11(R),12(S),15(S)-trihydroxyeicosa-5(Z),8(Z),13(E)-trienoic acid:: an endothelium-derived 15-lipoxygenase metabolite that relaxes rabbit aorta

Previous studies indicate that 11,12,15-trihydroxyeicosatrienoic acid (11,12,15-THETA), an endothelium-derived hyperpolarizing factor in the rabbit aorta, mediates a portion of the relaxation response to acetylcholine by sequential metabolism of arachidonic acid by 15-lipoxygenase, hydroperoxide isomerase, and epoxide hydrolase.

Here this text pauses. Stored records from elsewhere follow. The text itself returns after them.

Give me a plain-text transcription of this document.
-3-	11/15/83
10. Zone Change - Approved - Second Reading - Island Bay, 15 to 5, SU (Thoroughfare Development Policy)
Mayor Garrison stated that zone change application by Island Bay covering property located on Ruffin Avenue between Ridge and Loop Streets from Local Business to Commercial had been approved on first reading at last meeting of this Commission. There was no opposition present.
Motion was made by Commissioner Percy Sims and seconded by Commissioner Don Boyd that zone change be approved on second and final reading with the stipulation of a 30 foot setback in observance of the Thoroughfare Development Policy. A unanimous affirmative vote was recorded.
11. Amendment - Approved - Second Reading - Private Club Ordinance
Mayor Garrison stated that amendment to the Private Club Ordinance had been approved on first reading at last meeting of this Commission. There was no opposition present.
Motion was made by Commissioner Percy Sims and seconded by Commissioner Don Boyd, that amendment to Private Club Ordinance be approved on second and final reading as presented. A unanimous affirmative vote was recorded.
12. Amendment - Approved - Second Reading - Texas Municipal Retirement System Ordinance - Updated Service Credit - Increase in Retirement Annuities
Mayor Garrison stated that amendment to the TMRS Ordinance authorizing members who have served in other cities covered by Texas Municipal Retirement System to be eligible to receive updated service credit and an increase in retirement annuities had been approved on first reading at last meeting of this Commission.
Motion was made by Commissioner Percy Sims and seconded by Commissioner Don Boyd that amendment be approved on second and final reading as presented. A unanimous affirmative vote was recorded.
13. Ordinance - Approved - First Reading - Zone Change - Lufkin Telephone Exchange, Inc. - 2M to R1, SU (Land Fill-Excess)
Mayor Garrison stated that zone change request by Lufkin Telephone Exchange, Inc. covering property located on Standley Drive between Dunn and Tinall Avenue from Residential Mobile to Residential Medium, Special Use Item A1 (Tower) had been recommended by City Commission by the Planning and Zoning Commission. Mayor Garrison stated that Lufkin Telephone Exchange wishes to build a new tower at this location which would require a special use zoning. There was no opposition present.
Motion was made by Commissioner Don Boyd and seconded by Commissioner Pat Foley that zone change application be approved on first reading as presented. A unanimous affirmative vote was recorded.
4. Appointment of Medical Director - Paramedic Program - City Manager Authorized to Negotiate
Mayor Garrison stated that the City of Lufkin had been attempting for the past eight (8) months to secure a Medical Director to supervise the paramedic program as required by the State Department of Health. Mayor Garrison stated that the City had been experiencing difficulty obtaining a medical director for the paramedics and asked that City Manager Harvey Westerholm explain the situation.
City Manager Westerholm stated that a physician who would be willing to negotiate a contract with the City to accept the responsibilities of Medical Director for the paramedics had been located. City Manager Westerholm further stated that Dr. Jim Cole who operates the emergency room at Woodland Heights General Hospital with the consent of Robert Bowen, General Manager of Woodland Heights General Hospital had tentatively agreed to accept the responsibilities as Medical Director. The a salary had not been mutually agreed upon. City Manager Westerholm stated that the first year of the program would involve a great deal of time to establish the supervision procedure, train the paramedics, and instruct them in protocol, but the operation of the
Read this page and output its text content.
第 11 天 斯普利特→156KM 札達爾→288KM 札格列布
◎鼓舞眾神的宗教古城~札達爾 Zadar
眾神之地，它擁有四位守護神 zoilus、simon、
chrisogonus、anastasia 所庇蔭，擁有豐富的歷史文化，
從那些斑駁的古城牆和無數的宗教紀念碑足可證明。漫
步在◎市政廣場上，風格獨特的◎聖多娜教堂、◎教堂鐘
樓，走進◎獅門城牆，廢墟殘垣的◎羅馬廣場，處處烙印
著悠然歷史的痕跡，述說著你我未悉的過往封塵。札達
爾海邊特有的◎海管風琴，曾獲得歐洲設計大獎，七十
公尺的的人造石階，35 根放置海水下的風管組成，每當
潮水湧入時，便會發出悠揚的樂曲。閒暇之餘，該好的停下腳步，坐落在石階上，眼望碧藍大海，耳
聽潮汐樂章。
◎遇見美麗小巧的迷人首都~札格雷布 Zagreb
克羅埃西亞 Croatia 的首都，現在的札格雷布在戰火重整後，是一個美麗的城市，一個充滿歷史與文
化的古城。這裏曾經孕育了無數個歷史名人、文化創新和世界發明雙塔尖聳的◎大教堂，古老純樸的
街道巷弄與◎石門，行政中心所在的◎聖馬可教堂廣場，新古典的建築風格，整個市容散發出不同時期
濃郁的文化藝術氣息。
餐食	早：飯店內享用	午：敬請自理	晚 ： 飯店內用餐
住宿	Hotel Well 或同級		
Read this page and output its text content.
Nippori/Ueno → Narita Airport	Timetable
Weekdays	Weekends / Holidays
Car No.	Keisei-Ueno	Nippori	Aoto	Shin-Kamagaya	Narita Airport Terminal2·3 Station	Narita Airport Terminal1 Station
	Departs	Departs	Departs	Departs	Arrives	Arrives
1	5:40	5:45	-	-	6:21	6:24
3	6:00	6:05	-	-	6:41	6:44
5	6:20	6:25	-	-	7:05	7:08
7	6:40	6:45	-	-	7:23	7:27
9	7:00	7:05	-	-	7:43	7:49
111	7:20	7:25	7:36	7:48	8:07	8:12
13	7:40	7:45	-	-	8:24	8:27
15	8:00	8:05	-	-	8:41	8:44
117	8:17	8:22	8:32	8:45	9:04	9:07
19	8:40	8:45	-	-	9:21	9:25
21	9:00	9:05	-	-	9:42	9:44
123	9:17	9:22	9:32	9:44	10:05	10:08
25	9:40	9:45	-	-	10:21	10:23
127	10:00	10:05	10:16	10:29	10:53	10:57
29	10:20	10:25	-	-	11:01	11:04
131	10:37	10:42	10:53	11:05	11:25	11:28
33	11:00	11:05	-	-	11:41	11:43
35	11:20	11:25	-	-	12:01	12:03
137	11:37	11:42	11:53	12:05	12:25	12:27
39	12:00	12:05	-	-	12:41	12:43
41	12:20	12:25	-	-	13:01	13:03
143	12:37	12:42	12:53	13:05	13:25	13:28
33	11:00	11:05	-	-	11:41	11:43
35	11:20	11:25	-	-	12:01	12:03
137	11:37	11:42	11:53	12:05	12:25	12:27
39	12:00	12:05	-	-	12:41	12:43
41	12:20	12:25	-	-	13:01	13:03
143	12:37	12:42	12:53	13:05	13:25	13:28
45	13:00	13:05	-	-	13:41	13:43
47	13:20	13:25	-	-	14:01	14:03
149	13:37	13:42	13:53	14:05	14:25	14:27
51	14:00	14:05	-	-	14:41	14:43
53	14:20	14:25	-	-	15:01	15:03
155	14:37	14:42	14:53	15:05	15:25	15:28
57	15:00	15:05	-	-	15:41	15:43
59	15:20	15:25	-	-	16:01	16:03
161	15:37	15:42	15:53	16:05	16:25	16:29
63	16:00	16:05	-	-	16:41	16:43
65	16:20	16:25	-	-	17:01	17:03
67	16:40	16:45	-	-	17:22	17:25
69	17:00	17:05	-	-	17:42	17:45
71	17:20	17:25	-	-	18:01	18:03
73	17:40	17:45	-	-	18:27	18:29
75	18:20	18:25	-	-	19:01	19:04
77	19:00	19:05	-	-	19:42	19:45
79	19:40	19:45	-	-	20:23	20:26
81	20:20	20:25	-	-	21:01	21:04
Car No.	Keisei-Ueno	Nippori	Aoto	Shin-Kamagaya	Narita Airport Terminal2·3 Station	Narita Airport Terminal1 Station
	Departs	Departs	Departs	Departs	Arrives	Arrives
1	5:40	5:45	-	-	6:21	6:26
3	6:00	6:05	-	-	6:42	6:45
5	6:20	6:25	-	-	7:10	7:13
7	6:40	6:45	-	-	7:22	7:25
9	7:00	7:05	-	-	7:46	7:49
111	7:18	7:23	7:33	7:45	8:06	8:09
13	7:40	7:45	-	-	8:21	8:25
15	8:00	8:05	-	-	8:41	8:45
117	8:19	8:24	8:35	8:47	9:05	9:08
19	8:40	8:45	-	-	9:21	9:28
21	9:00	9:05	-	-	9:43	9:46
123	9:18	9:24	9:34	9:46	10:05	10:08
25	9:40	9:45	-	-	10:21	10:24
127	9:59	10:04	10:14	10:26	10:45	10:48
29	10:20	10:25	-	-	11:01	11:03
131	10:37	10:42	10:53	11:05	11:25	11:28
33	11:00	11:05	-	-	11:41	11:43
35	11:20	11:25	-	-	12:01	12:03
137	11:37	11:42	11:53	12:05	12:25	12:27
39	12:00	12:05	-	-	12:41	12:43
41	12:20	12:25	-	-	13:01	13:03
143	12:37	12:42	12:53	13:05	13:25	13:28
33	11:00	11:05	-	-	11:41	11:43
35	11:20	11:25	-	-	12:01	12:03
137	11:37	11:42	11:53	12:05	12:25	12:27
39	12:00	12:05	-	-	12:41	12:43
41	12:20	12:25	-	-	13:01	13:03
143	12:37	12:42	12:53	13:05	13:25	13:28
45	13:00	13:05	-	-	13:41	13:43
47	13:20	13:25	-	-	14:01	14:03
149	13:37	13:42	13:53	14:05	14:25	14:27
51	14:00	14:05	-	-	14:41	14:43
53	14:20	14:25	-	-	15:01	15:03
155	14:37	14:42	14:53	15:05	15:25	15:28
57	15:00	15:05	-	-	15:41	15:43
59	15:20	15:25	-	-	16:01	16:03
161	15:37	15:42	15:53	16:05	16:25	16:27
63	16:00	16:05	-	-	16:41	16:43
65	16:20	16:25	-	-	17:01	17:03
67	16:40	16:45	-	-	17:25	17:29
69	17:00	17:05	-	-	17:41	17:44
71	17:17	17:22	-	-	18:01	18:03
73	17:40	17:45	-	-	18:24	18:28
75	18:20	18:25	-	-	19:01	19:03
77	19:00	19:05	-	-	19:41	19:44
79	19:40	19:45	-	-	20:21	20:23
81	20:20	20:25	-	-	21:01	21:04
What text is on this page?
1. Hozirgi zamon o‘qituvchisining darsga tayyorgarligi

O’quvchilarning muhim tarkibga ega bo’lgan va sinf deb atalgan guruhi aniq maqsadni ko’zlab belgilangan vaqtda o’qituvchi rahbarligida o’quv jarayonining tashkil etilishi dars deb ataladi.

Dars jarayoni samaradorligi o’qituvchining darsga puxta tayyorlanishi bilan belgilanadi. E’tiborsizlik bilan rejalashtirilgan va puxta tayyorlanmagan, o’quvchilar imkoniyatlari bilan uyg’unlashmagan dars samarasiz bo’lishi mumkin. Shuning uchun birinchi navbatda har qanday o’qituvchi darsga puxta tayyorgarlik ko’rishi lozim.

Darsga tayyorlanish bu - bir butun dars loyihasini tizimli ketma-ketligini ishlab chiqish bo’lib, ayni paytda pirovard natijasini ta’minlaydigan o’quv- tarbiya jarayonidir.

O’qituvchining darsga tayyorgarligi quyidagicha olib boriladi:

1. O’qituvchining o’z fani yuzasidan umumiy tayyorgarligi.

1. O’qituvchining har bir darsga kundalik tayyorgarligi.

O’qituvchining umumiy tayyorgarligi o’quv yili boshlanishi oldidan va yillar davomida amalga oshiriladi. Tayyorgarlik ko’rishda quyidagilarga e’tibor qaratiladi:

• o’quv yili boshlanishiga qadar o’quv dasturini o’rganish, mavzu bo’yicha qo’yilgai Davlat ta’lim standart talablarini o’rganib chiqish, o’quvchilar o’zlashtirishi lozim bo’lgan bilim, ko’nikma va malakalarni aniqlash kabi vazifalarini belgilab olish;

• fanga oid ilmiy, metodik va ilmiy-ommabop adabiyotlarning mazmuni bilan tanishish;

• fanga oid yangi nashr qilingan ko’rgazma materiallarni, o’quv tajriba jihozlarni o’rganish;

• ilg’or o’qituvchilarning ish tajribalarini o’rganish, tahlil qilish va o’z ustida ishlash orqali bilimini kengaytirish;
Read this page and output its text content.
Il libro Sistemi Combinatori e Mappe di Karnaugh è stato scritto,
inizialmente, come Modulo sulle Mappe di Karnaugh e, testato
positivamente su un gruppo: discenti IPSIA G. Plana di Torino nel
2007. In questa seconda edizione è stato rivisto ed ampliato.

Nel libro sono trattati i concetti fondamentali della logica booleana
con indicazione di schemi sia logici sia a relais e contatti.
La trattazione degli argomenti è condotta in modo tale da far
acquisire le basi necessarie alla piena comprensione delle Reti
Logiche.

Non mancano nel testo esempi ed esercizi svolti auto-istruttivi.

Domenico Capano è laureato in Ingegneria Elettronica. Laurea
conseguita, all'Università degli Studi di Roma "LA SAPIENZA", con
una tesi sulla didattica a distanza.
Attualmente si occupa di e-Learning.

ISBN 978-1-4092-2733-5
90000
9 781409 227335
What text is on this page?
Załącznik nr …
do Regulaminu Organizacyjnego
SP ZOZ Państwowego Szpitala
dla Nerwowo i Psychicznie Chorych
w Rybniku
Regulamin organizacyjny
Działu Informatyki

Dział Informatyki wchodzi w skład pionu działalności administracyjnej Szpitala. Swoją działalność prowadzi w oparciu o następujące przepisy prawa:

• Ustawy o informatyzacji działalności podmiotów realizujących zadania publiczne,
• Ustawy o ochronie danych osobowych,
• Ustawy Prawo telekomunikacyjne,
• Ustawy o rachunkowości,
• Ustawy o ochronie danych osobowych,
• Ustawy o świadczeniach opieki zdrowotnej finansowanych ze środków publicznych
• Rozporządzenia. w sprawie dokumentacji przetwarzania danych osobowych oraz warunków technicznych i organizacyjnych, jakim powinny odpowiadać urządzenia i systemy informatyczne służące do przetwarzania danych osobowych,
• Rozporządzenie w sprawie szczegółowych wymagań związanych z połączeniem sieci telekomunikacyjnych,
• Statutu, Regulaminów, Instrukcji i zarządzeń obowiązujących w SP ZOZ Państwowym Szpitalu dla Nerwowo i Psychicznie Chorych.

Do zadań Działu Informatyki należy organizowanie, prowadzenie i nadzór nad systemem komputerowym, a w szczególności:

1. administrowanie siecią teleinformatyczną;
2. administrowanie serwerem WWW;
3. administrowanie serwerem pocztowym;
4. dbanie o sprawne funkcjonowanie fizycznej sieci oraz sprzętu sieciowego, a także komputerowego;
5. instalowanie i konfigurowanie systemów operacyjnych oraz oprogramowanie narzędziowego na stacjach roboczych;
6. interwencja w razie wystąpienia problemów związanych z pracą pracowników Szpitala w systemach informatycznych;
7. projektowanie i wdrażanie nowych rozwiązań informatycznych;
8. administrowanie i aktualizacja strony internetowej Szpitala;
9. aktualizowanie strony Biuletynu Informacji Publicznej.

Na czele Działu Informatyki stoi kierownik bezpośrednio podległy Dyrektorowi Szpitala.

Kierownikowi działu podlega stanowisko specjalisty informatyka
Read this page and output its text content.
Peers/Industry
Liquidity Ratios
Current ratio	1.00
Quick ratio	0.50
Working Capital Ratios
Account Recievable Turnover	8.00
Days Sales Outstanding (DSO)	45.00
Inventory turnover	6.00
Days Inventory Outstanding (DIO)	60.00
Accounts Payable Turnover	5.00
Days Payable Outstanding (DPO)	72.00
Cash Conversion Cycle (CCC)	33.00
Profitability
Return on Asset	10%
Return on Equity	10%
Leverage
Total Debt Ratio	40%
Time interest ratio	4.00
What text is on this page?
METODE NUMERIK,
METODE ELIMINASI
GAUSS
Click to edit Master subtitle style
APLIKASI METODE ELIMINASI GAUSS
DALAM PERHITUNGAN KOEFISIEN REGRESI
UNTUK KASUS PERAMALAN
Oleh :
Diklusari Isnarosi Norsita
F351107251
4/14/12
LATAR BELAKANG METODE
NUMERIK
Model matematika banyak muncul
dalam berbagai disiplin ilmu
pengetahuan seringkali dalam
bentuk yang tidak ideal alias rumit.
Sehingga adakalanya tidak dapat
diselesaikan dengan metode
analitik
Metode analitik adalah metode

To determine the stereochemical configuration of the endothelial 11,12,15-THETA, its activity and chromatographic migration were compared with activity and migration of eight chemically synthesized stereoisomers of 11,12,15( S)-THETA. Of the eight isomers, only 11( R), 12( S), 15( S)trihydroxyeicosa-5(Z),8(Z),13(E)- trienoic acid comigrated with the biological 11,12,15-THETA on reverse- and normal-phase HPLC and gas chromatography. The same THETA isomer (10(-7) - 10(-4) M) relaxed the rabbit aorta in a concentration- related manner ( maximum relaxation = 69 +/- 5%). These relaxations were blocked by apamin (10(-7) M), an inhibitor of small-conductance Ca2+- activated K+ channels. In comparison, 11(S), 12(R), 15(S), 5(Z), 8(Z), 13( E)- THETA (10(-4) M) relaxed the aorta by 22%. The other six stereoisomers were inactive in this assay. With use of the whole cell patch-clamp technique, it was shown that 10(-4) M 11(R), 12(S), 15(S), 5(Z), 8(Z), 13( E)- THETA increased outward K+ current in isolated aortic smooth muscle cells by 119 +/- 36% at +60 mV, whereas 10(-4) M 11(R), 12(R), 15(S), 5(Z), 8(Z), 13(E)-THETA increased outward K+ current by only 20 +/- 2%. The 11(R), 12(S), 15(S), 5(Z), 8(Z), 13(E)THETA-stimulated increase in K+ current was blocked by pretreatment with apamin. These studies suggest that 11(R),12(S),15(S)trihydroxyeicosa- 5( Z), 8( Z), 13( E)-trienoic acid is the active stereoisomer produced by the rabbit aorta. It relaxes smooth muscle by activating K+ channels. The specific structural and stereochemical requirements for K+ channel activation suggest that a specific binding site or receptor of 11,12,15-THETA is involved in these actions.